En outre, la CSPE souffre d’un certain nombre d’inconvénients, à commencer par l’absence de contrôle démocratique par le Parlement. Ce dispositif est également exposé sur le plan juridique, ce dont témoigne l’abondance des contentieux qui s’y rapportent : songez que plus de 55 000 sont pendants auprès de la Commission de régulation de l’énergie, et 14 000 devant les tribunaux administratifs, sans compter la contestation élevée par la Commission européenne ! Au surplus, cette contribution n’est absolument pas maîtrisée.

Autant de raisons, mes chers collègues, qui rendaient une réforme nécessaire. Elle était annoncée depuis longtemps, la voici.

Quant à son architecture, la totalité des membres de notre assemblée s’accordent à trouver cohérents les choix opérés, qui s’ordonnent autour de trois orientations.
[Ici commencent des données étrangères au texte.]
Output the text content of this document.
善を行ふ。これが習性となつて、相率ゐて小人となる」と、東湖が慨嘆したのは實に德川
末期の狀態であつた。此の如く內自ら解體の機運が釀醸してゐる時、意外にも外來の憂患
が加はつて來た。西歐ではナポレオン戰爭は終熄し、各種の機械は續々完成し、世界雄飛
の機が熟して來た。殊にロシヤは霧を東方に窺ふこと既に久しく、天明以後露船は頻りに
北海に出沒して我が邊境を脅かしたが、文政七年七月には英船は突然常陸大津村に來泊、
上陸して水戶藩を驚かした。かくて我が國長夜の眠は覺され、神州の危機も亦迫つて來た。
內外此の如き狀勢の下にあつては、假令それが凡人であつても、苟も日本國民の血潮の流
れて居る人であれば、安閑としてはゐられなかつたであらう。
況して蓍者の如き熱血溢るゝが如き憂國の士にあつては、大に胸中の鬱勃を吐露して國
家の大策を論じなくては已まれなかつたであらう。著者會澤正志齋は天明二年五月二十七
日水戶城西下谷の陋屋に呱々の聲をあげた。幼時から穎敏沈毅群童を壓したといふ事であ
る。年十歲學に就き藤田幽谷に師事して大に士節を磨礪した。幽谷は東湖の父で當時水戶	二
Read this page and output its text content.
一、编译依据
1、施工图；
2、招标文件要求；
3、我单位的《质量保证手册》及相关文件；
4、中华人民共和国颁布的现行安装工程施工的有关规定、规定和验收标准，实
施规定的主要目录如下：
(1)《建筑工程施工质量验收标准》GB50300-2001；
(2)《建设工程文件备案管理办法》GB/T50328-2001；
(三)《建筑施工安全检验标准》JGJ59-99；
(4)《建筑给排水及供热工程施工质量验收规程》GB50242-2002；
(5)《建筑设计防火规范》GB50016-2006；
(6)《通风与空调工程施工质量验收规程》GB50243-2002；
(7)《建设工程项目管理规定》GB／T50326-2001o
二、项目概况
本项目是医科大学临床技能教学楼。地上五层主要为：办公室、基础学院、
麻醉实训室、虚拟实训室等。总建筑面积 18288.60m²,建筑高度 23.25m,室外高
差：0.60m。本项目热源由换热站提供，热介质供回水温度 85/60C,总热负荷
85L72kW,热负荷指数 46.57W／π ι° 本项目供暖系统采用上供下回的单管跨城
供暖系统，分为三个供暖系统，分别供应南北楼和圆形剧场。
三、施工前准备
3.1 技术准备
En premier lieu, la CSPE sera budgétisée, c’est-à-dire rapatriée au sein du budget général de l’État, sans que les consommateurs y échappent pour autant, puisqu’elle sera entièrement répercutée sur eux - le périmètre est donc constant.

En deuxième lieu, le dispositif sera sécurisé sur le plan juridique, au moyen d’un adossement à la taxe intérieure sur la consommation finale d’électricité, ou TICFE, créée par la loi du 7 décembre 2010 portant nouvelle organisation du marché de l’électricité, dite loi NOME ; ce système nous mettra à l’abri des contentieux dont je viens de parler, même s’il n’est pas lui-même sans inconvénient.
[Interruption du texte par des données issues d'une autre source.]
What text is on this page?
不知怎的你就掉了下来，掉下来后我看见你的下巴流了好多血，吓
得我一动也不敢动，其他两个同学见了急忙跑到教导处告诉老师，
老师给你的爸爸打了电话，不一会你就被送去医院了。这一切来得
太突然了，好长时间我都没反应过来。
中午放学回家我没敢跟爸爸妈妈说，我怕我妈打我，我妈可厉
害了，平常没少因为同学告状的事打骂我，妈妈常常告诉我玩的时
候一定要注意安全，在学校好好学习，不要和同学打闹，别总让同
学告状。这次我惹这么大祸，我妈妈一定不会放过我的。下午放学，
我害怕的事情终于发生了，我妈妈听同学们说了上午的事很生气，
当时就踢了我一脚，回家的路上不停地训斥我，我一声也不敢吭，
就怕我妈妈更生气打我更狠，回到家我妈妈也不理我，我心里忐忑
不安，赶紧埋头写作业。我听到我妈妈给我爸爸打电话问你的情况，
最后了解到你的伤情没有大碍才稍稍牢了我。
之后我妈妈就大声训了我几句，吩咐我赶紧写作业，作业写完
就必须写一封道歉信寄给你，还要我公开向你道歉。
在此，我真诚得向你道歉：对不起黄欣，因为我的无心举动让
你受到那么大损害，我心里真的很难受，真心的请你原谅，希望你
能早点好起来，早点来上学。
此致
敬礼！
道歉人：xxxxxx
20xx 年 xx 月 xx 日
En troisième lieu, l’assiette est élargie, puisque la « taxe carbone » – en fait, la contribution climat-énergie – renforcera les moyens mis en œuvre pour soutenir, notamment, les énergies renouvelables.

Quel est donc, monsieur le secrétaire d’État, l’avis de la commission des affaires économiques sur votre dispositif, que, au demeurant, elle a eu très peu de temps pour examiner ?

Avant tout, nous considérons qu’il n’est pas acceptable que cette réforme intervienne maintenant.